Driving the shift will be the “phenomenal rise” of clean sources of energy, the Paris-based agency said in its annual World Energy Outlook report, published Tuesday.

The agency said it expects there to be nearly 10 times as many electric cars on the road globally by the end of the decade, and for renewables to account for almost half of the global energy mix, up from 30% today.

Slowing growth in China will also depress demand for fossil fuels. The world’s second biggest economy — and largest energy consumer — has reached an “inflection point,” the IEA said, with its total energy demand set to peak around the middle of the decade. China is also becoming a “clean energy powerhouse,” and accounted for more than half of electric vehicle sales worldwide last year.

“The transition to clean energy is happening worldwide and it’s unstoppable.

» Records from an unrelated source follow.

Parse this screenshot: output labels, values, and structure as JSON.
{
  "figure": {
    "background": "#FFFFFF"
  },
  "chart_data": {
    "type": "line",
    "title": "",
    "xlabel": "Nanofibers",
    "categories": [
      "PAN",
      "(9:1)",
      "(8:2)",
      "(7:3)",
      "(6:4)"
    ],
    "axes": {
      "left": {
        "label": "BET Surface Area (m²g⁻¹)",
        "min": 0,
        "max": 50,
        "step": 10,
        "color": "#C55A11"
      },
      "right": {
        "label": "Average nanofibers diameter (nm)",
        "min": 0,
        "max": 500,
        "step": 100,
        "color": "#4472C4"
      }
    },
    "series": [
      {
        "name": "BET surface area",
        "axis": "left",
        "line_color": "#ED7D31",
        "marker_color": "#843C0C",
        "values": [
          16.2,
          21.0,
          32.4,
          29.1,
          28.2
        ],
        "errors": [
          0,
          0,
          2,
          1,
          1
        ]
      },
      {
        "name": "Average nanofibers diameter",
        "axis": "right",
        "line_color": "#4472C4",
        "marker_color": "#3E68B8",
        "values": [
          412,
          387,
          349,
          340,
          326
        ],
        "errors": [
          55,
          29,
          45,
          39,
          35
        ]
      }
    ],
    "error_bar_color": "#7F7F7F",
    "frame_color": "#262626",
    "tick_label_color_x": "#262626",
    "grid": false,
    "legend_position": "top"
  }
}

It’s not a question of ‘if’, it’s just a matter of ‘how soon’ — and the sooner the better for all of us,” IEA Executive Director Fatih Birol said in a statement.

The IEA report challenges calls by the Organization of the Petroleum Exporting Countries (OPEC) — a group of the world’s major oil producing nations — for trillions of dollars of new investment into the sector between now and 2045 to prevent a spike in energy prices.

And it stands in sharp contrast to moves in recent days by America’s biggest oil and gas companies — ExxonMobil (XOM) and Chevron (CVX) — to double down on the future of US shale production by acquiring smaller rivals Pioneer (PXD) and Hess (HES) in deals valued at $60 billion and $53 billion respectively.

“The end of the growth era for fossil fuels does not mean an end to fossil fuel investment, but it undercuts the rationale for any increase in spending,” the agency said in its report.

In the near term, oil prices could be driven much higher by the war triggered by the brutal attack by Hamas on Israel on October 7. Brent crude, the global benchmark, has gained nearly 7% since then.

Birol said that the conflict could rock oil markets, 50 years after the world was plunged into an energy crisis by an Arab oil embargo triggered by the 1973 Yom Kippur war.

“We are today facing a major geopolitical crisis in the Middle East that could shock oil markets once again and deeply, because many oil producing countries are in that region,” Birol told reporters.

“This comes on top of the insecurity that we had in the natural gas markets… after the invasion of Ukraine by Russia,” he added.

Despite the accelerating shift to renewables, and lasting changes to consumption patterns in countries such as China, the IEA — which monitors energy trends for the world’s richest economies — warned that more needed to be done if the world is to stand a chance of limiting global warming to 1.5 degrees Celsius.

“Based on today’s policy settings, global emissions would remain high enough to push up global average temperatures by around 2.4 degrees Celsius this century,” it said.

Scientists consider warming of 1.5 degrees a threshold beyond which extreme heat, floods, droughts, wildfires, and food and water shortages will have an even greater impact on life as we know it. This year’s summer in the Northern Hemisphere was the world’s hottest on record, according to the European Union’s Copernicus Climate Change Service.